No one was brought to book for what is still arguably the most tragic miscarriage of justice in the UK within living memory. Stefan Kiszko was the classic vulnerable adult. Although not an imbecile, he was someone who was easily duped. Back in the 1970s he was convicted of the sex murder of a young girl. His car or a car like his had been seen in the area where the body of Lesley Molseed was found, but there was no meaningful evidence against him. The police obtained a confession by promising him that if he admitted to the crime he could go home to his mother, that’s how trusting he was.
The really shocking thing about this case is not that he was convicted on such a ludicrous confession (the case of Michael Stone is even worse in this respect) but that at the time of the trial the police, the prosecuting barrister, and at least one forensic scientist knew he was innocent, and kept this evidence from the jury, evidence which if it had been revealed would not have resulted simply in a not guilty verdict but in the case being dropped.
Years later the real murderer, Ronald Castree, was brought to book, but before that, a half-hearted attempt was made to prosecute the thoroughly evil men who had robbed Stefan Kiszko of the best years of his life and nearly driven him mad into the bargain.
To compound the tragedy, Stefan Kiszko died in December 1993 at the young age of 41, though a criminal prosecution was mounted against his tormentors. But…the May 3, 1995 issue of the Rochdale Observer reported on its front page TEARS FOLLOW SHOCK ‘NO TRIAL’ RULING. According to the paper, Stipendiary Magistrate Jane Hayward stayed the prosecution against former Chief Superintendent Dick Holland and forensic scientist Alan Outteridge after a two day hearing on April 13-4.
The grounds for dismissal were the length of time since the trial of Stefan Kiszko – 1976 – the deaths of a number of witnesses and people who took part in the trial, and “The loss of a number of documents vital to the trial”. Loss indeed. Reporting restrictions had remained in force to give the prosecution time to mount an appeal – if it so desired.

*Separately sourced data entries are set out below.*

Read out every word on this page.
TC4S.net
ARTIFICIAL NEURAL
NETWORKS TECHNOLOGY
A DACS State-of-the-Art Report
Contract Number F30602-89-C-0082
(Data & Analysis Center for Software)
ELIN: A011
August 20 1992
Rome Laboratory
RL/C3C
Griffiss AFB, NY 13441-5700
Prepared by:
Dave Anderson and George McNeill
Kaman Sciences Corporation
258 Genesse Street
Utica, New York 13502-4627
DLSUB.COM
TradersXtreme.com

That is truly classic, commit a crime – false imprisonment – cover it up for the best part of two decades, and then argue that due to the delay in bringing legal proceedings, a fair trial is impossible for the remaining defendants.
That being said, the argument does have some merit, even in this case. What then of the case of Stuart Hall who in the wake of the Savile inquiryhas now, yesterday, been charged with indecent assaults on no less than ten underage girls between 1967 and 1986, and with the rape of a 22 year old woman in 1976?
Because of the ludicrous veil of secrecy that surrounds all such prosecutions, especially those involving the young, no details will be released until the trial, if there is a trial, but if this case or any part of it does go ahead, the big question is, how can Stuart Hall or any man receive a fair trial for alleged offences that are so ancient?
If a woman is raped or otherwise attacked by a stranger, and reports said attack promptly or fairly promptly, and there is real evidence: semen, DNA, or merely torn clothing or bruising, then an historic prosecution can be justified, as in the case of Antoni Imiela, who was convicted last year of the rape of a woman in 1987, even though the victim had died six years earlier.
If the evidence against Stuart Hall – or anyone else – were of this quality, then a prosecution would be in the public interest in spite of the passage of over three decades, but if these alleged victims have all come forward as the result of the Savile inquiry, which means in all probability since last October, what evidence can be adduced against the accused? The mere fact that there are ten or eleven such complaints means nothing because they have clearly arisen from a trawl. (See previous articleto understand why this sort of thing is so unreliable).
The bottom line is that any man – or any woman for that matter – could be facing an allegation that he touched a girl’s breast or put his hand up her skirt thirty and more years ago and told: “Prove you didn’t”.
One would hope and expect that for a charge of rape to be filed, there would be some compelling, contemporaneous evidence to present in court, but don’t count on it.
It would not be proper to comment further on this specific case, but clearly this is an issue that needs to be raised at the highest level, ie Parliament, and some sort of mechanism put in place to prevent allegations of this nature from progressing unless they were reported at the time, or credible evidence – more than mere words – comes to light at some point so that any resultant trial becomes a proper trial of fact, rather than merely a case of he said/she said.